Путешествие на «Париже» | страница 46



Заглядевшись на Млечный Путь, Жюли снова вспомнила Лоика. Ее старшие братья, Жан-Франсуа, Эмиль и Дидье, были старше ее лет на восемь-двенадцать, и после того как они пошли работать, казались ей не столько братьями, сколько постояльцами: они то уходили, то приходили, а приходили часто только к обеду, изредка шутили, но чаще бывали усталыми и безразличными, и их ничуть не интересовали детские проделки. Лоик же казался ей почти близнецом. Поскольку разница в возрасте у них была всего тринадцать месяцев, и родители, и братья не называли их иначе как «малыши». К ним почти никогда не обращались по именам, и вообще не обращались отдельно – их вместе бранили, им вместе отдавали приказания и их воспринимали как одно целое.

Когда в 1914 году три старших брата записались в армию, они сфотографировались втроем в новой форме. Эта фотография со временем истончилась от беспрестанного поглаживания и покрылась пятнами от слез. На снимке они стояли плечом к плечу – Эмиль, самый высокий, посредине, – у всех одинаковые усы, на всех одинаковые, небрежно надетые новенькие фуражки. И хотя фотография была в коричневых тонах, Жюли до сих пор не забыла их ярко-красных брюк и светло-голубых облегающих фигуру мундиров. Прежде она видела своих братьев только в грязных рабочих комбинезонах или дешевых костюмах на выход, а теперь, когда эти трое облачились в военную форму, Жюли подумала о том, что никогда в жизни они не выглядели такими достойными и привлекательными.

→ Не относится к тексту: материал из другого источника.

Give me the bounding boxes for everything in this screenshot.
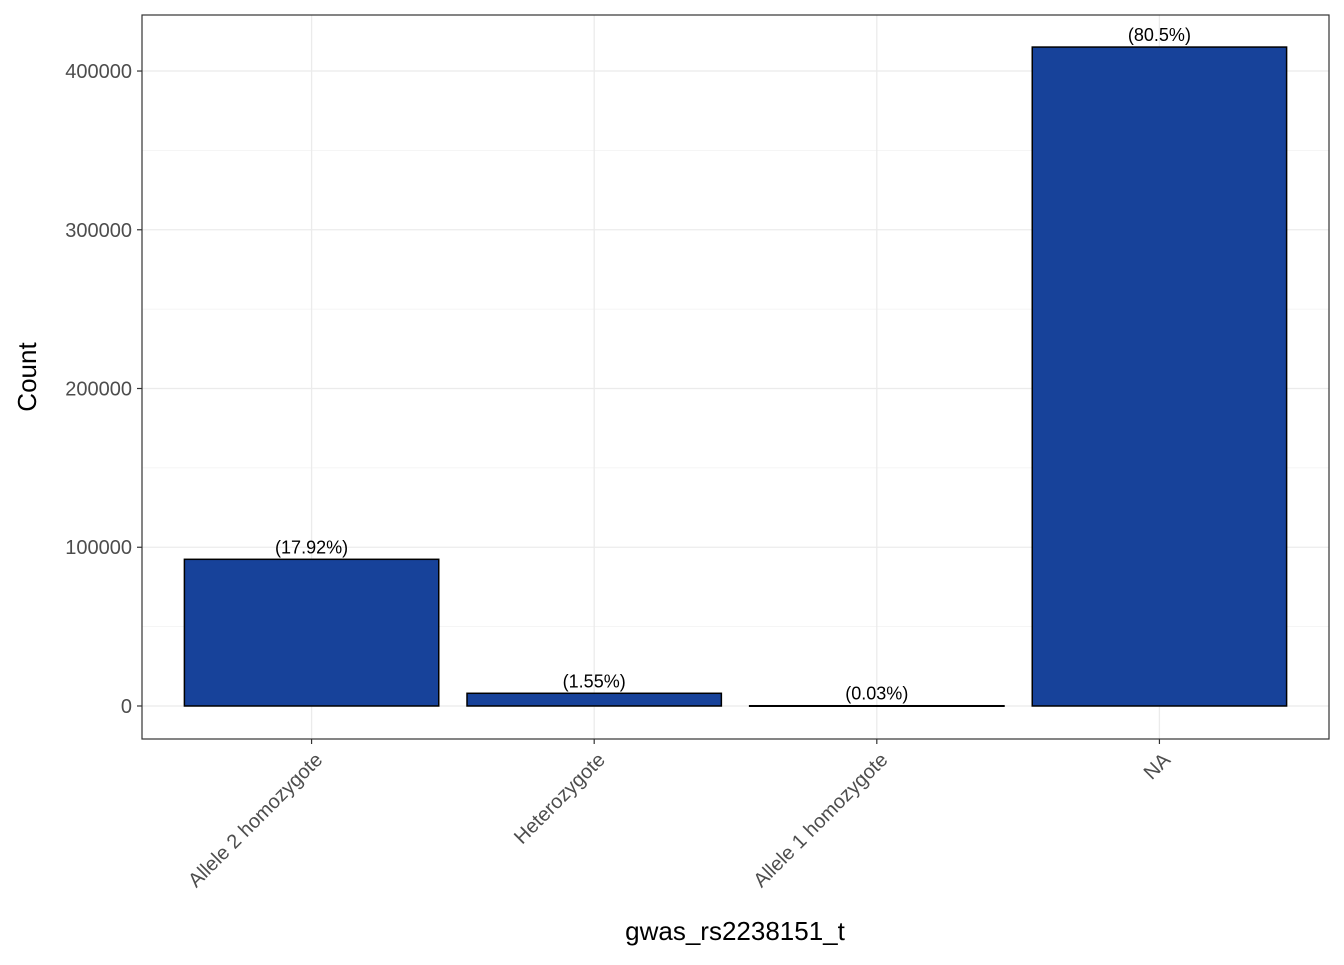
x-tick-label: Allele 2 homozygote — [184, 749, 327, 892]
bars: (17.92%) (1.55%) (0.03%) (80.5%) — [183, 25, 1288, 707]
bar — [748, 704, 1005, 707]
bar — [466, 692, 723, 707]
plot-border — [141, 14, 1330, 740]
x-axis-title: gwas_rs2238151_t — [625, 916, 845, 946]
bar-data-label: (17.92%) — [275, 537, 348, 557]
bar — [1031, 46, 1288, 707]
x-tick-label: Heterozygote — [510, 749, 610, 849]
x-tick-label: NA — [1140, 749, 1176, 785]
y-tick-label: 0 — [121, 696, 132, 718]
x-tick-label: Allele 1 homozygote — [749, 749, 892, 892]
y-axis-title: Count — [12, 342, 42, 412]
y-tick-label: 400000 — [65, 61, 132, 83]
bar-data-label: (0.03%) — [845, 684, 908, 704]
y-tick-label: 200000 — [65, 379, 132, 401]
bar-data-label: (1.55%) — [563, 671, 626, 691]
bar-data-label: (80.5%) — [1128, 25, 1191, 45]
bar — [183, 558, 440, 707]
y-tick-label: 100000 — [65, 537, 132, 559]
y-tick-label: 300000 — [65, 220, 132, 242]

Высовываясь из окна поезда – каждый в своем полку, – они бряцали оружием и восторженно улыбались толпе, кричавшей: «На Берлин!» Местные уже считали их героями. А стоявшие на платформе родители сияли от гордости.

Всякий раз, когда один из старших братьев погибал на фронте, в Жюли умирала частица ее самой. В рыбной лавке или в булочной на нее вдруг накатывали теплые детские воспоминания – рассказанные ими истории, катания на лошадях, любительские фокусы, и она, не обращая внимания на жалостливые взгляды продавцов, начинала молча плакать. Но в то время как Жюли скорбела, ее родители, полностью погрузившись в собственную скорбь, отстранились от младших детей и с каждой новой официальной повесткой уходили все глубже и глубже в себя. Они стали молчаливы и холодны – пустой оболочкой прежних родителей – и Жюли почти не замечали. А потом, когда Лоику исполнилось семнадцать, он объявил, что тоже идет на войну.

– Здравствуйте, Жюли Верне!

Она испуганно обернулась: кто это ее окликнул? И кто здесь знает, как ее зовут? Неужели ей сейчас достанется за то, что она вышла ночью на палубу? И разрешено ли ей на борту носить повседневную одежду? Из темноты показался высокий крупный мужчина, и Жюли тут же признала в нем того самого русского, с которым она познакомилась, когда лайнер еще стоял в порту, – того самого человека, чью шляпу она так ловко поймала.